Brown or green fields sloped in all directions away from the small, wooden house. No other house could be seen from it, and no one in sight. Peewee went to the door of the shed which the thin man had entered and looked in. The shed, it developed, held some other cows. The man sat on a stool beside one, shooting a stream of milk from beneath the cow into a tin pail. Peewee recoiled toward the house. He had been aware, by theory, that milk came from cows, but he had not seen the process in opera tion before and the sight revolted him.

The man emerged presently from the shed, and set his milk pail down and crossed to a small garden. Here he pulled out of the ground certain small red objects which experience of South Water Street informed Peewee were radishes. The man struck the radishes against the palm of his hand to shake the earth off them. A feeling of unhappiness came to Peewee, and he went back into the house and into the kitchen where the red-haired woman was at work.

"Where's Mr. Sallet?" he inquired.

"He went back last night after leaving you here. Say good morning the first time you see anybody," the woman directed without looking at him.

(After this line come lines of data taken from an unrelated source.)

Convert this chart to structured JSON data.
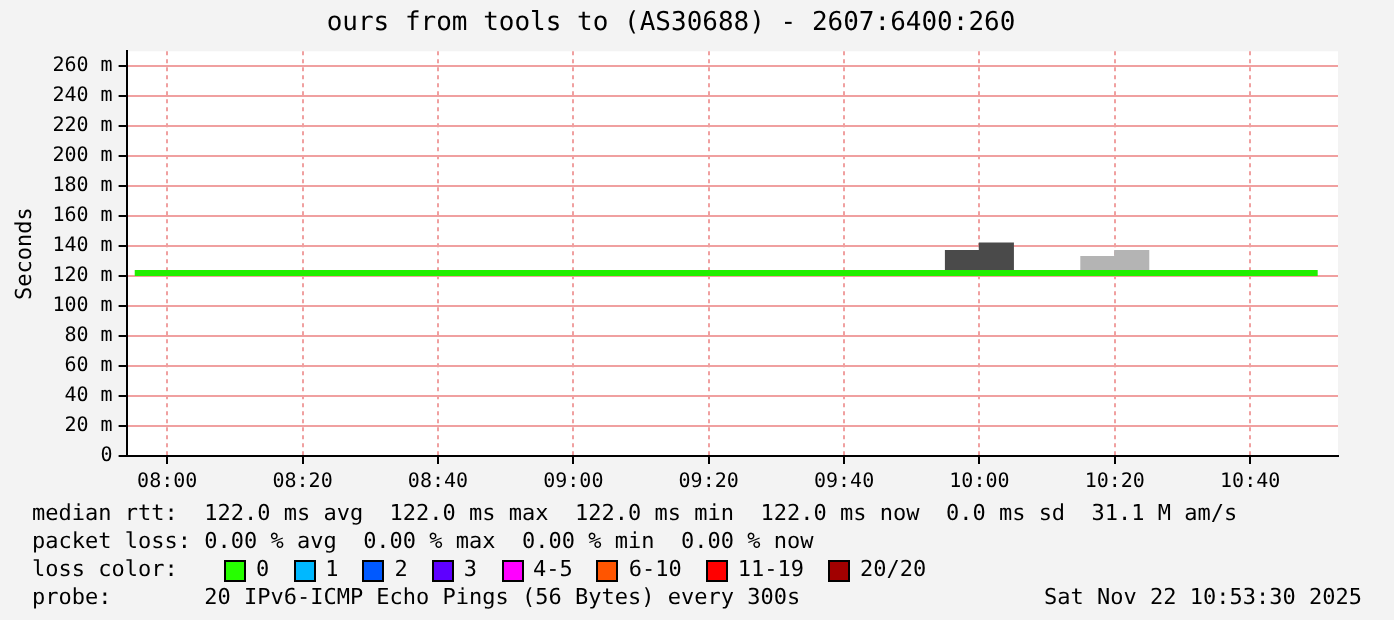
{
  "chart_data": {
    "type": "line",
    "title": "ours from tools to (AS30688) - 2607:6400:260",
    "ylabel": "Seconds",
    "xlim": [
      7.9,
      10.883
    ],
    "xticks": [
      {
        "value": 8,
        "label": "08:00"
      },
      {
        "value": 8.3333,
        "label": "08:20"
      },
      {
        "value": 8.6667,
        "label": "08:40"
      },
      {
        "value": 9,
        "label": "09:00"
      },
      {
        "value": 9.3333,
        "label": "09:20"
      },
      {
        "value": 9.6667,
        "label": "09:40"
      },
      {
        "value": 10,
        "label": "10:00"
      },
      {
        "value": 10.3333,
        "label": "10:20"
      },
      {
        "value": 10.6667,
        "label": "10:40"
      }
    ],
    "ylim": [
      0,
      270
    ],
    "yticks": [
      0,
      {
        "value": 20,
        "label": "20 m"
      },
      {
        "value": 40,
        "label": "40 m"
      },
      {
        "value": 60,
        "label": "60 m"
      },
      {
        "value": 80,
        "label": "80 m"
      },
      {
        "value": 100,
        "label": "100 m"
      },
      {
        "value": 120,
        "label": "120 m"
      },
      {
        "value": 140,
        "label": "140 m"
      },
      {
        "value": 160,
        "label": "160 m"
      },
      {
        "value": 180,
        "label": "180 m"
      },
      {
        "value": 200,
        "label": "200 m"
      },
      {
        "value": 220,
        "label": "220 m"
      },
      {
        "value": 240,
        "label": "240 m"
      },
      {
        "value": 260,
        "label": "260 m"
      }
    ],
    "grid": true,
    "legend": false,
    "series": [
      {
        "type": "bar",
        "x": [
          9.9583,
          10.0417,
          10.2917,
          10.375
        ],
        "base": [
          122,
          122,
          122,
          122
        ],
        "values": [
          15,
          20,
          11,
          15
        ],
        "colors": [
          "#4a4a4a",
          "#4a4a4a",
          "#b4b4b4",
          "#b4b4b4"
        ]
      },
      {
        "color": "#22ee00",
        "x": [
          7.92,
          10.833
        ],
        "values": [
          122,
          122
        ]
      }
    ],
    "annotations": [
      "median rtt:  122.0 ms avg  122.0 ms max  122.0 ms min  122.0 ms now  0.0 ms sd  31.1 M am/s",
      "packet loss: 0.00 % avg  0.00 % max  0.00 % min  0.00 % now",
      "loss color:",
      "0",
      "1",
      "2",
      "3",
      "4-5",
      "6-10",
      "11-19",
      "20/20",
      "probe:       20 IPv6-ICMP Echo Pings (56 Bytes) every 300s",
      "Sat Nov 22 10:53:30 2025"
    ]
  }
}
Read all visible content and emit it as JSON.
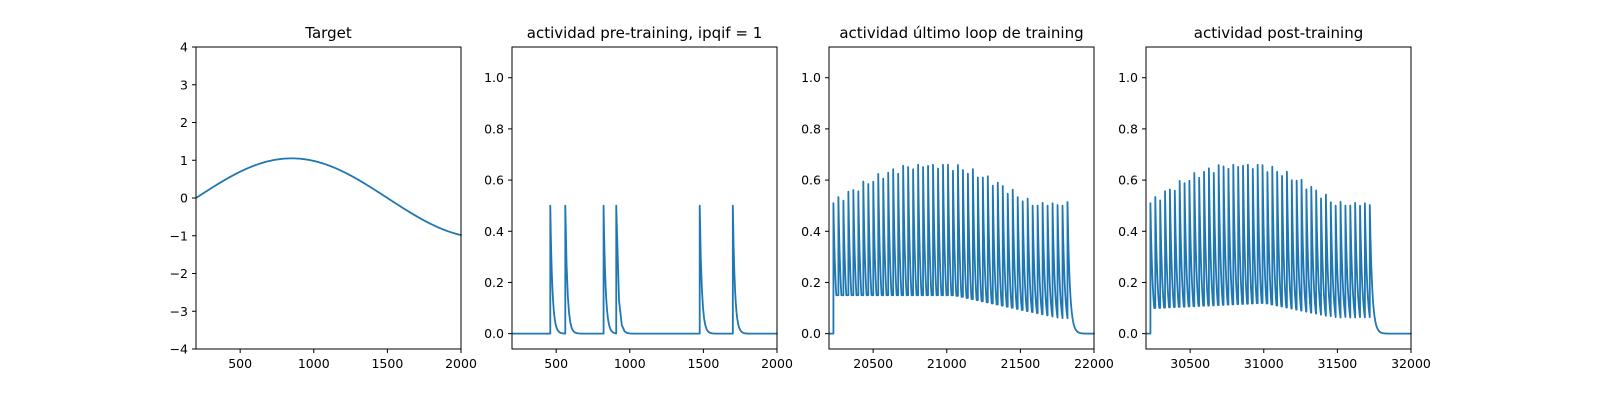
{
  "colors": {
    "line": "#1f77b4",
    "axes": "#000000"
  },
  "chart_data": [
    {
      "type": "line",
      "title": "Target",
      "xlim": [
        200,
        2000
      ],
      "ylim": [
        -4,
        4
      ],
      "xticks": [
        500,
        1000,
        1500,
        2000
      ],
      "yticks": [
        -4,
        -3,
        -2,
        -1,
        0,
        1,
        2,
        3,
        4
      ],
      "xtick_labels": [
        "500",
        "1000",
        "1500",
        "2000"
      ],
      "ytick_labels": [
        "−4",
        "−3",
        "−2",
        "−1",
        "0",
        "1",
        "2",
        "3",
        "4"
      ],
      "series": [
        {
          "name": "target",
          "kind": "sine",
          "amplitude": 1.05,
          "period": 2600,
          "peak_x": 850,
          "x_range": [
            200,
            2000
          ]
        }
      ]
    },
    {
      "type": "line",
      "title": "actividad pre-training, ipqif = 1",
      "xlim": [
        200,
        2000
      ],
      "ylim": [
        -0.06,
        1.12
      ],
      "xticks": [
        500,
        1000,
        1500,
        2000
      ],
      "yticks": [
        0.0,
        0.2,
        0.4,
        0.6,
        0.8,
        1.0
      ],
      "xtick_labels": [
        "500",
        "1000",
        "1500",
        "2000"
      ],
      "ytick_labels": [
        "0.0",
        "0.2",
        "0.4",
        "0.6",
        "0.8",
        "1.0"
      ],
      "series": [
        {
          "name": "actividad",
          "kind": "spikes",
          "x_range": [
            200,
            2000
          ],
          "tau": 14,
          "spike_times": [
            460,
            562,
            822,
            908,
            1475,
            1700
          ],
          "spike_peaks": [
            0.5,
            0.5,
            0.5,
            0.5,
            0.5,
            0.5
          ]
        }
      ]
    },
    {
      "type": "line",
      "title": "actividad último loop de training",
      "xlim": [
        20200,
        22000
      ],
      "ylim": [
        -0.06,
        1.12
      ],
      "xticks": [
        20500,
        21000,
        21500,
        22000
      ],
      "yticks": [
        0.0,
        0.2,
        0.4,
        0.6,
        0.8,
        1.0
      ],
      "xtick_labels": [
        "20500",
        "21000",
        "21500",
        "22000"
      ],
      "ytick_labels": [
        "0.0",
        "0.2",
        "0.4",
        "0.6",
        "0.8",
        "1.0"
      ],
      "series": [
        {
          "name": "actividad",
          "kind": "burst",
          "x_range": [
            20200,
            22000
          ],
          "start": 20230,
          "end": 21820,
          "n_spikes": 48,
          "peak_min": 0.5,
          "peak_max": 0.66,
          "trough_start": 0.15,
          "trough_mid": 0.15,
          "trough_end": 0.05,
          "tau": 16
        }
      ]
    },
    {
      "type": "line",
      "title": "actividad post-training",
      "xlim": [
        30200,
        32000
      ],
      "ylim": [
        -0.06,
        1.12
      ],
      "xticks": [
        30500,
        31000,
        31500,
        32000
      ],
      "yticks": [
        0.0,
        0.2,
        0.4,
        0.6,
        0.8,
        1.0
      ],
      "xtick_labels": [
        "30500",
        "31000",
        "31500",
        "32000"
      ],
      "ytick_labels": [
        "0.0",
        "0.2",
        "0.4",
        "0.6",
        "0.8",
        "1.0"
      ],
      "series": [
        {
          "name": "actividad",
          "kind": "burst",
          "x_range": [
            30200,
            32000
          ],
          "start": 30230,
          "end": 31720,
          "n_spikes": 46,
          "peak_min": 0.5,
          "peak_max": 0.66,
          "trough_start": 0.1,
          "trough_mid": 0.12,
          "trough_end": 0.03,
          "tau": 16
        }
      ]
    }
  ]
}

"Yes, ma'am," Peewee agreed.

The thin man came in at the kitchen door and put his milk pail and the radishes down on a bench, and began to wash his hands at the sink.

"Breakfast in a minute, father," the woman observed.

Peewee reflected upon the form of this address. It was not possible that the thin man was the woman's father. "Father," in this instance, must be the correct formality in addressing him.

"Hello," the man remarked, looking at Peewee.

"Good morning, father," Peewee replied.

"You mustn't call him 'father,'" the woman rebuked him. "Call him Mr. Miller. And I'm Mrs. Miller."

"Yes, Mrs. Miller," Peewee assented.

The woman poured some of the fresh milk into a glass and put it on the table.

"Set up," she directed. Peewee stared at her, perplexed by this admonition which seemed to be addressed to himself. "Set up to the table," the woman repeated crossly.

Peewee drew himself upon the chair to which she pointed and tasted of the milk. It was still warm, and he pushed it away from him, repelled by recollection of the cow. He looked at the radishes which had been washed and put upon the table. There were potatoes also, and the realization came suddenly to him that these too had been taken from the ground. In happier days he had picked such things up from the gutters of South Water Street without repugnance, but they had had then behind them a history of cleanly barrels or crates.

He choked, and his feeling of unhappiness increased into the sense of an immense calamity.